Грэшем бросил девушке монету, которую та ловко поймала заученным жестом. Генри знал, что деньги у Нелл отберут, как только она выйдет из комнаты. Она вымученно улыбнулась Грэшему и бросила просящий взгляд на Молл, которая не обратила на него ни малейшего внимания и жестом приказала девушке выйти из комнаты.
— Это все? — спросил Грэшем.
— Нет, не все, — ответила Молл. — Его зовут Том Уинтер.
Грэшем тут же вспомнил жалкую фигуру человека из таверны. Конечно же, это Роберт Уинтер, брат Тома Уинтера.

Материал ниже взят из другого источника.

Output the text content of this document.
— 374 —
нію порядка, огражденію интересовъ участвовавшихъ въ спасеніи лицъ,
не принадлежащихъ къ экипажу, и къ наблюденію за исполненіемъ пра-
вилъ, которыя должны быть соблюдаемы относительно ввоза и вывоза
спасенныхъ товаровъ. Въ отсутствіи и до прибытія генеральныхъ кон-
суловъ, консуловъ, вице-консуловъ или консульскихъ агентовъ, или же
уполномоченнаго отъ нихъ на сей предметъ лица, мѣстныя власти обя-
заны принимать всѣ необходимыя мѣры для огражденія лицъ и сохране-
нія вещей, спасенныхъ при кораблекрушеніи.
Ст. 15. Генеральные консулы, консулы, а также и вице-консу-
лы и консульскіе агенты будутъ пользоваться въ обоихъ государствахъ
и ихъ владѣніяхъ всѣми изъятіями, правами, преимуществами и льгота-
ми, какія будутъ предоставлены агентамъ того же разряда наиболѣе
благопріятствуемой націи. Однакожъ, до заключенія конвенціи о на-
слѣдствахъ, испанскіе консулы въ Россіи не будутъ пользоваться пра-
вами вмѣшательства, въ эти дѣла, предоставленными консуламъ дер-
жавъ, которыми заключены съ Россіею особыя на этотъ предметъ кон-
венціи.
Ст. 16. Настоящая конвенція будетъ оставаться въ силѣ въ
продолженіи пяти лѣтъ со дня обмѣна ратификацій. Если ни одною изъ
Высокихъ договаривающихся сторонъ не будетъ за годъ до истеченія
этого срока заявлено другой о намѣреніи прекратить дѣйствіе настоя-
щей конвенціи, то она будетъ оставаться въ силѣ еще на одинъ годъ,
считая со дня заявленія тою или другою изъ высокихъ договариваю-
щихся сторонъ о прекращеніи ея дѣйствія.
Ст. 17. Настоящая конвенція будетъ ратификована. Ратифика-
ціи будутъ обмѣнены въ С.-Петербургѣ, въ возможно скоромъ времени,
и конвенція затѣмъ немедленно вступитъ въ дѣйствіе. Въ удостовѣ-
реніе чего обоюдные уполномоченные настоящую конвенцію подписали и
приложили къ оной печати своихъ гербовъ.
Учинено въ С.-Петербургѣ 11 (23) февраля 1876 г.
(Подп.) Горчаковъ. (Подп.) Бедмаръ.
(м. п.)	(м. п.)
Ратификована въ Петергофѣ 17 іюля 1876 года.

— Он чуть не убил второго гостя и покалечил одну из моих лучших девушек. Я страшно разозлилась и приказала троим ребятам загнать его в угол и как следует проучить. Одного из них он пырнул кинжалом и серьезно ранил. Он кричал, что Господь возложил на него особую миссию. Дело приняло такой оборот, что пришлось вмешаться самой. Но не успела я добраться до места потасовки, как Уинтер нанес одному из моих людей удар в шею и, проскользнув между двух других, убежал. Он нанес ущерб моей репутации. Один из парней может умереть, а ведь никто до сих пор не устоял против моих головорезов. Тут задета моя честь. Второй посетитель серьезно ранен и уже никогда не сможет нормально ходить. Это очень плохо, так как нарушает традиции моих заведений. Хотелось бы сохранить это дело в тайне. Я надеюсь на твою скромность, Грэшем.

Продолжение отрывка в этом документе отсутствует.